Special seniors deserve coverage
On Monday morning, almost 100 seniors were honored at the mayor's 40th annual Senior Recognition Program. With all the stories of mayhem, murder and other unpleasant events that make it to the front page of your newspaper, it would have been refreshing if you had covered a program that pays tribute to outstanding senior citizens who volunteer their time and energy unselfishly. It might serve as a way to encourage others to get involved in helping to strengthen our community.
This event was hosted by Mayor Hannemann, who was joined by members of businesses who supported the program.
Carol Kai was the mistress of ceremony, Karen Keawehawaii entertained, as did the Royal Hawaiian Band and the Makua Alii Singers.

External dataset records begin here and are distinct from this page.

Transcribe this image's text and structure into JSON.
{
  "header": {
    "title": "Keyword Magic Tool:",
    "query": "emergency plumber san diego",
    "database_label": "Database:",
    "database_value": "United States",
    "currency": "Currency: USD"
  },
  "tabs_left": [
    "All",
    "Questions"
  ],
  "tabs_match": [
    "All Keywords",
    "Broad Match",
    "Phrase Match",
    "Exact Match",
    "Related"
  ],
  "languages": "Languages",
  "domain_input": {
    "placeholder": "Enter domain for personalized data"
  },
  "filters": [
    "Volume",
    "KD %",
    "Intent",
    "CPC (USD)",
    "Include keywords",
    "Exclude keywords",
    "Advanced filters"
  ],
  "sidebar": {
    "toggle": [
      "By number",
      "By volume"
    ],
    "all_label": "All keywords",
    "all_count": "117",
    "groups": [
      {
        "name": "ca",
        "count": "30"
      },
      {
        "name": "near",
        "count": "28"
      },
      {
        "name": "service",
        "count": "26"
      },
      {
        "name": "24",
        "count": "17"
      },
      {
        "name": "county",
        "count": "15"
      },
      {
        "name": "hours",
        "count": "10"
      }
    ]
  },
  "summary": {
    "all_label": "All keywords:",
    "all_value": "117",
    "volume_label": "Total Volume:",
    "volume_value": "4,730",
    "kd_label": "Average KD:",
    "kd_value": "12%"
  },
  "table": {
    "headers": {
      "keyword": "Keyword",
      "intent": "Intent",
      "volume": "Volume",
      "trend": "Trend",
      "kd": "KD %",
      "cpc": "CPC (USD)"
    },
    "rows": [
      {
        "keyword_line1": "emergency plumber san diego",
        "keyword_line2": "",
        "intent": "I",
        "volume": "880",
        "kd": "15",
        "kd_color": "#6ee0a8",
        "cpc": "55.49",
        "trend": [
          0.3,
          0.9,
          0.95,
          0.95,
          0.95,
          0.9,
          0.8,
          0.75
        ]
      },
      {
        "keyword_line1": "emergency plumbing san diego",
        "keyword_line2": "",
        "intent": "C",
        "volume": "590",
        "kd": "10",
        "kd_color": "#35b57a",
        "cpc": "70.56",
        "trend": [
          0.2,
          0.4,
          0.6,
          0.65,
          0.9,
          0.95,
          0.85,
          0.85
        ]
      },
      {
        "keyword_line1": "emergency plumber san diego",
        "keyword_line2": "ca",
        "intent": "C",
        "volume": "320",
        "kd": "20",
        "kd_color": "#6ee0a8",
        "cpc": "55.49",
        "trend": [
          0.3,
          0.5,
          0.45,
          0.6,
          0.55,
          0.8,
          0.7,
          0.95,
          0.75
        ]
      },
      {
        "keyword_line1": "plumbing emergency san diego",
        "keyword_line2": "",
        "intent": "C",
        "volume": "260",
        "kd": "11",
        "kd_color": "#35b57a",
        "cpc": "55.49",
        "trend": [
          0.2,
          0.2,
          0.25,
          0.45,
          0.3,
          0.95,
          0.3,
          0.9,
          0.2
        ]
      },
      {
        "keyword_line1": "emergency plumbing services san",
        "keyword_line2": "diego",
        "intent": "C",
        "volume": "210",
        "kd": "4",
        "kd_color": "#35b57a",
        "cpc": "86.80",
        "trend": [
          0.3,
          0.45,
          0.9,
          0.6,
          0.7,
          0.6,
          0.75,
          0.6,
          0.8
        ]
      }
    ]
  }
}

Local musician offers his spirit every day
Kudos to Jack Johnson and his wave riders (Star-Bulletin, April 24
). I have many a warm memory of his generosity to the local community and offering a venue for local and international entertainment.
I will never forget the evening in which Jack hosted "Fleetwood Zoo," the garage band for Mick Fleetwood. Words cannot describe the chicken skin I experienced when Stevie Nicks joined the band -- she demonstrated that you can survive the demons. The difference between Jack and Stevie -- Jack demonstrates it every day.